- Ну, чего же стоишь? - сказала она.
В гардеробной я накинул на плечи халат, такой длинный, что из-под него торчали только носки ботинок, и сестричка провела меня по коридору мимо закрытых высоких дверей с выпуклыми цифрами в кабинет дежурного врача.
- Вот он хочет узнать о больном из седьмой палаты, - сказала она молодой женщине с очень румяным лицом.
Женщина внимательно посмотрела на меня.
- Родственник?
- Родственник, - кивнул я.
- Их там еще трое, Надежда Ивановна. Тоже родственники. В канаве сидят. Ждут.
- Пусть ждут, - сказала румяная. - Так вот насчет Тауриха. Очень тяжелый случай. Необходим абсолютный покой. Понятно?
- Вы про какого Тауриха?
- Про Владимира Августовича, конечно. Вашего родственника.
- Да, да... - пробормотал я.
Вот те раз! Значит, фамилия Инженера - Таурих. Я и не знал.
- Инсульт. Кровоизлияние. Задеты многие важные области мозга. Ты меня понимаешь?
- Понимаю, - сказал я. - А говорить он будет?
- Говорить...
Она провела розовыми пальцами по лбу и положила руку на стол.
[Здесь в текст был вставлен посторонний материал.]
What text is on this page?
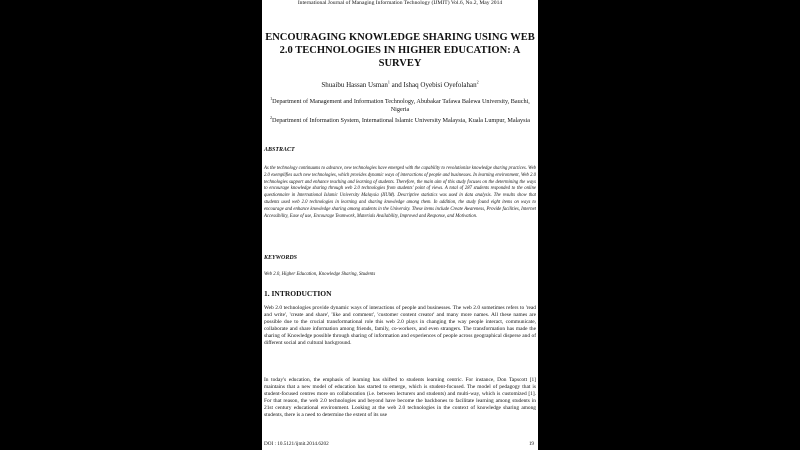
International Journal of Managing Information Technology (IJMIT) Vol.6, No.2, May 2014
ENCOURAGING KNOWLEDGE SHARING USING WEB
2.0 TECHNOLOGIES IN HIGHER EDUCATION: A
SURVEY
Shuaibu Hassan Usman$^1$ and Ishaq Oyebisi Oyefolahan$^2$
$^1$Department of Management and Information Technology, Abubakar Tafawa Balewa University, Bauchi, Nigeria
$^2$Department of Information System, International Islamic University Malaysia, Kuala Lumpur, Malaysia
ABSTRACT

As the technology continuums to advance, new technologies have emerged with the capability to revolutionize knowledge sharing practices. Web 2.0 exemplifies such new technologies, which provides dynamic ways of interactions of people and businesses. In learning environment, Web 2.0 technologies support and enhance teaching and learning of students. Therefore, the main aim of this study focuses on the determining the ways to encourage knowledge sharing through web 2.0 technologies from students' point of views. A total of 287 students responded to the online questionnaire in International Islamic University Malaysia (IIUM). Descriptive statistics was used in data analysis. The results show that students used web 2.0 technologies in learning and sharing knowledge among them. In addition, the study found eight items on ways to encourage and enhance knowledge sharing among students in the University. These items include Create Awareness, Provide facilities, Internet Accessibility, Ease of use, Encourage Teamwork, Materials Availability, Improved and Response, and Motivation.

KEYWORDS

Web 2.0, Higher Education, Knowledge Sharing, Students

1. INTRODUCTION

Web 2.0 technologies provide dynamic ways of interactions of people and businesses. The web 2.0 sometimes refers to 'read and write', 'create and share', 'like and comment', 'customer content creator' and many more names. All these names are possible due to the crucial transformational role this web 2.0 plays in changing the way people interact, communicate, collaborate and share information among friends, family, co-workers, and even strangers. The transformation has made the sharing of Knowledge possible through sharing of information and experiences of people across geographical disperse and of different social and cultural background.

In today's education, the emphasis of learning has shifted to students learning centric. For instance, Don Tapscott [1] maintains that a new model of education has started to emerge, which is student-focused. The model of pedagogy that is student-focused centres more on collaboration (i.e. between lecturers and students) and multi-way, which is customized [1]. For that reason, the web 2.0 technologies and beyond have become the backbones to facilitate learning among students in 21st century educational environment. Looking at the web 2.0 technologies in the context of knowledge sharing among students, there is a need to determine the extent of its use

DOI : 10.5121/ijmit.2014.6202	19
- Атаксия. Знаешь, что это такое? Это общее функциональное расстройство. Нарушение двигательных центров. Разлажено все.
- Он без сознания?
- В том-то и дело, что в сознании. Он у вас герой, мальчики. Железный, необыкновенный человек. Гордиться можете.
- Ну, хоть немножечко он поправится?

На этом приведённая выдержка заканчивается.